We spent the time in a nearby supermarket, shopping for general household stuff. Back to the clinic, as we entered, they had finished. Our baby was awake! He even wagged his tail a bit on seeing me. Surely its not possible for a heart to explode from too much emotion, but mine was doing a highly credible attempt. The doc then started speaking of making dustbins to collars and post operative medicines (antibiotics and anti-inflammatory), helping focus on the situation and preventing a full emotional meltdown. He was awake but groggy. He managed to get up on his own and walk a bit. We carried him down the stairs into the car park and put him into the car. Then we decided, what the heck, lets try again looking for that damn collar.

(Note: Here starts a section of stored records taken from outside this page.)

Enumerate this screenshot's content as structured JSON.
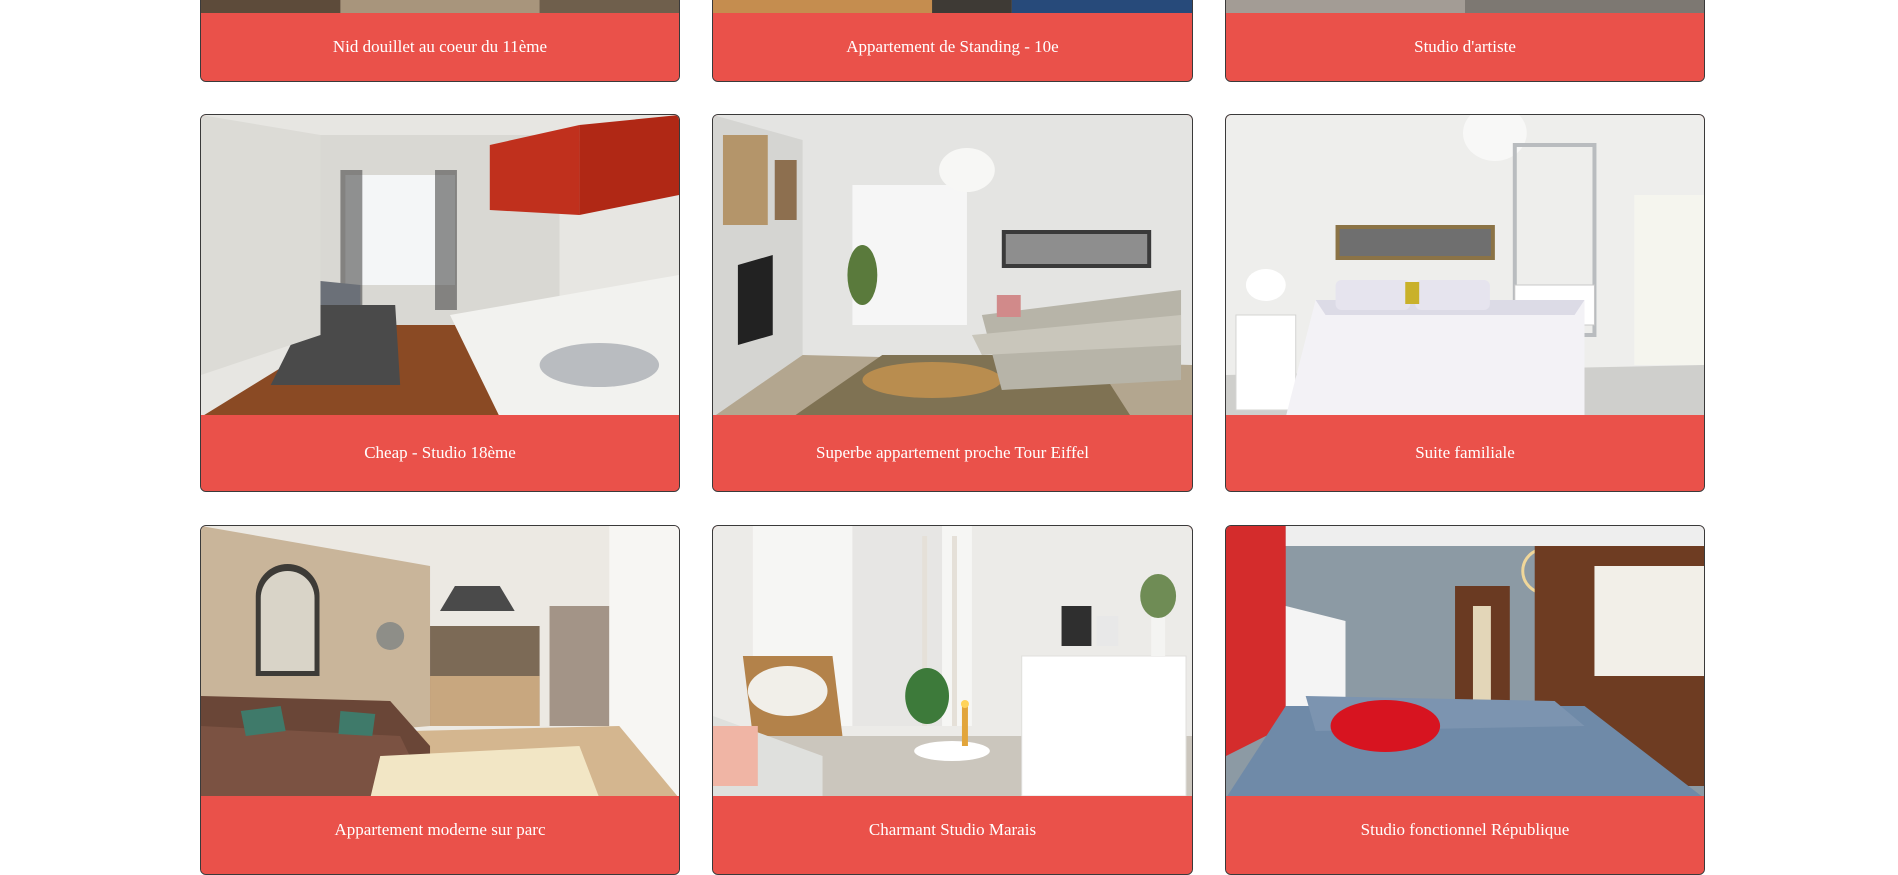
{
  "listings": [
    {
      "title": "Nid douillet au coeur du 11ème",
      "photo": "apartment-photo-top-left"
    },
    {
      "title": "Appartement de Standing - 10e",
      "photo": "apartment-photo-top-center"
    },
    {
      "title": "Studio d'artiste",
      "photo": "apartment-photo-top-right"
    },
    {
      "title": "Cheap - Studio 18ème",
      "photo": "kitchen-studio-photo"
    },
    {
      "title": "Superbe appartement proche Tour Eiffel",
      "photo": "living-room-photo"
    },
    {
      "title": "Suite familiale",
      "photo": "bedroom-photo"
    },
    {
      "title": "Appartement moderne sur parc",
      "photo": "brown-sofa-living-photo"
    },
    {
      "title": "Charmant Studio Marais",
      "photo": "white-living-corner-photo"
    },
    {
      "title": "Studio fonctionnel République",
      "photo": "blue-bedroom-photo"
    }
  ],
  "colors": {
    "caption_background": "#ea514a",
    "caption_text": "#ffffff",
    "card_border": "#3a3a3a",
    "page_background": "#ffffff"
  }
}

We went to 5 different shops looking for the collar, and parallely though about various alternatives, plastic dustbin, plastic buckets, cardboards, lampshades, plastic electrical wire holders (my mom's suggestion), moulded plastic stationary folders (my hubby's idea). Finally we decided to buy a couple of the real stuff, albeit in the smaller size. After all if we were indeed to cut, paste, tape and otherwise modify materials, why not do it with the real stuff!!
So we went back to our pet shop, got 3 collars at size 3 and finally went back home. Nero managed to walk a bit and walked from the lift back to the door at our floor. Once in we settled him onto his mattress covered him with his blanket and after a bit of shuffling around he went to sleep.
We've hovered around him since then with oodles of love and cuddles. Making a place for him on the bed with a thick sheet when he wanted to come up, covering him with his blanket as he slept on the ground. I even held up his bowl to make him take a few sips, his mouth was soo dry! Once he had slept a while, he kept whining and trying to reach his stitches. So we tried to make him walk around a little using his favourite biscuits. He wouldnt walk much, sitting down after a couple of steps and refusing to move. With a combination of biscuits of lots of encouragment, we made him walk up and down his normal fetch route - dining room to drawing room, and then took him out to the balcony to see if he wanted to pee. Did he ever! He went reluctantly, but once there peed a river! Later, he hungrily ate a bowl of liquidy khichdi (rice and pulses cooked together into a watery consistence) and is now sleeping again, having somehow manouvered his bulky collar under the low bed.
Now that the operation is through, all I'm focussed on is ensuring he recovers as fast as possible and that he's as comfortable as he can be. I have no regrets on the operation. Maybe someday I'll look back to today with different eyes. Maybe never. But for now, my baby is well, is home and healthy, and thats enough for me for now.